Первым родился Джозеф. Имя ему досталось от дедушки, который, по слухам, ради заполучения этого поместья пошёл на ужасные преступления. Джозеф был светлой надеждой отца, был продолжением его благородного рода. Но, поскольку Розенберг-старший был чёрствым человеком, он никогда не занимался воспитанием мальчика, объясняя это тем, что его роль в жизни Джозефа это наставить его на истинный путь и обучить делу, а так как сын был ещё слишком мал, он не мог сделать это. Поэтому он не делал ничего. Спустя три года безуспешных попыток завести второго сына на свет появилась Элизабет. И это было самым большим разочарованием в жизни отца. Он не желал доверять будущее своей семьи в женские руки. К тому же она никогда не была похожа на остальных Розенбергов. С самого детства Элизабет была слишком доброй, слишком доверчивой и мечтательной. А Джозеф начал слишком привязываться к сестре, показывая свою мягкость, чем вызывал в отце лишь дикую ярость. Спустя год после рождения девочки в семейном разговоре их мать призналась, что всегда надеялась, что материнство обойдёт её стороной. Она хотела быть актрисой, хотела вызывать восхищение на лицах других, хотела быть знаменитой и до старости прожить в лучах своей славы, не обременяя себя семьёй, но богатства Розенбергов затмили её разум. Отец не прогнал её, не стал кричать, а лишь спросил, желает ли она уйти и закончить свою никчёмную жизнь в одиночестве с клеймом дерьмовой, никому не известной актрисы, или же продолжить жить в его доме, подчиняться его правилам, видеть богатства и быть в глазах других хорошей супругой и безупречной матерью. Она выбрала второе, и дорогие бутылки виски, в которых она видела способ расслабления, на завтрак, обед и ужин. И когда чужие глаза не могли застать её, она практически не говорила со своим мужем или со своими детьми. Целыми днями она утопала в литрах алкоголя, успокоительных и проводила время в театрах на кожаных тёмных креслах, напротив сцены, пока к отцу приходили разные женщины в дорогих вечерних платьях.
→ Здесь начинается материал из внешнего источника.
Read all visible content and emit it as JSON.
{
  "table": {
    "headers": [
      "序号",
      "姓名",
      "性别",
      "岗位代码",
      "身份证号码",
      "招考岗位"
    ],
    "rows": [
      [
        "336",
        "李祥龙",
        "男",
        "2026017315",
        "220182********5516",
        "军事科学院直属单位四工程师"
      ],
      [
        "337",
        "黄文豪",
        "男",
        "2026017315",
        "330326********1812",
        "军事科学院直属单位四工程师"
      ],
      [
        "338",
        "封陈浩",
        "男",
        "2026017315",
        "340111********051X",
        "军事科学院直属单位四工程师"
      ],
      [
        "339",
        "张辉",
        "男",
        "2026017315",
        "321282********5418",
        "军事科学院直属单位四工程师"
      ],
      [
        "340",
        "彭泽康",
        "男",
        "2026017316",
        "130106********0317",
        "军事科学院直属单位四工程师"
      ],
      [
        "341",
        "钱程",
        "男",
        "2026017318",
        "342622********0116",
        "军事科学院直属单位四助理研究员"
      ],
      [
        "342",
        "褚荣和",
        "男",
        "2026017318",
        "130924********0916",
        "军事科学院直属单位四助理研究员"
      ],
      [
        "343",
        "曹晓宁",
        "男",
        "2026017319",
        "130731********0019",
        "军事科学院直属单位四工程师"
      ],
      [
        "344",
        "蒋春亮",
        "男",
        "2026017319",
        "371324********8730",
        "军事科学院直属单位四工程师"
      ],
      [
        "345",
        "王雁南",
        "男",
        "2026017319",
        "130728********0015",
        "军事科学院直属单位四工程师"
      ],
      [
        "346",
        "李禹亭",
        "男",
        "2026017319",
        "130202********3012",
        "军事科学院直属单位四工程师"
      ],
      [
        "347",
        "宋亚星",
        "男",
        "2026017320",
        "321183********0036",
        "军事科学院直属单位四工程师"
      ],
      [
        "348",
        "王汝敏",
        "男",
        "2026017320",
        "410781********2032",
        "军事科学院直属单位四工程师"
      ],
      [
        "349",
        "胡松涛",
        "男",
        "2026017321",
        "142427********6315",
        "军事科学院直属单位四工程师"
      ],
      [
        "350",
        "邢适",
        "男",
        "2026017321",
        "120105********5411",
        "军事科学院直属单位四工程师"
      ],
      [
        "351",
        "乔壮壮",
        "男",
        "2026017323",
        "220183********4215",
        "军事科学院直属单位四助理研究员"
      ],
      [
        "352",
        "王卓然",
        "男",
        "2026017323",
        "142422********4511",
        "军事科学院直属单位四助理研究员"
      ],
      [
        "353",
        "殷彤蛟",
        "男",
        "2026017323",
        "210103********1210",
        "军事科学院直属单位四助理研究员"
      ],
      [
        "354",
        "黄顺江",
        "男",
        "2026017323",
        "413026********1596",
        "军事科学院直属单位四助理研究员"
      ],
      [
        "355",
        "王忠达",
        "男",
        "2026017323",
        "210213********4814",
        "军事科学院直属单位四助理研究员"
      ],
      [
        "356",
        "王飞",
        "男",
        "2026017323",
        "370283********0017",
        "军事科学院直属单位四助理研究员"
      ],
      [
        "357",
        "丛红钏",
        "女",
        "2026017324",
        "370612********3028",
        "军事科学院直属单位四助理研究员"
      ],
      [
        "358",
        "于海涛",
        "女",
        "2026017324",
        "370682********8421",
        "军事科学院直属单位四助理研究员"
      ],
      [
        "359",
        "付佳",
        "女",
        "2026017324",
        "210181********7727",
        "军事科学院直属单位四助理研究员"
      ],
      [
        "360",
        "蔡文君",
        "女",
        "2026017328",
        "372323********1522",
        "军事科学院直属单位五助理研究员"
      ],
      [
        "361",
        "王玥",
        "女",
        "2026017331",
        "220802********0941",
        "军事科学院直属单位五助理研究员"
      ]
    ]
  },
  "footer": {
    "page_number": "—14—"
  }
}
Шестилетняя Элизабет, взбудораженная представлениями о том, как найдёт своего брата, выбежала из гостиной. Её лакированные туфли на маленьком квадратном каблучке стучали по тёмному деревянному полу. Боковым зрением она улавливала большие дорогие картины, одна из которых висела на самом видном месте для того, чтобы гости, приходящие в дом, всегда видели счастливые улыбки счастливой семьи на семейном портрете. У других она вызывала умиление, а у неё вызывала лишь страх. Женщина в бордовой блузке с высоко собранными тёмно-медными волосами смотрела с портрета лживыми серыми глазами, широко улыбаясь. Это была её мать, и перед тем, как встать рядом с креслом, на котором, ухмыляясь, сидел отец, она выпила пару таблеток успокоительного и вытерла слёзы с глаз. Её рука лежала на плече мужа, на котором был надет чёрный смокинг. Он сидел, забросив ногу на ногу, и его пальцы были скрещены возле лица. Джозеф, которому на тот момент было шесть лет, стоял перед креслом, никоим образом не загораживая его. На нём был похожий смокинг и зачёсанные назад волосы. И он выглядел великолепно, несмотря на то что, перед тем как одеться, отец отхлестал его ремнём за непослушание. Элизабет было три года. Бордовое платье в цвет маминой блузки, чёрные туфельки и тёмные длинные завитые локоны спускались с её плеч. Несмотря на свой юный возраст, она прекрасно помнила, как рука Джозефа лежала на её спине. Так он говорил ей, что всё хорошо, потому что он рядом.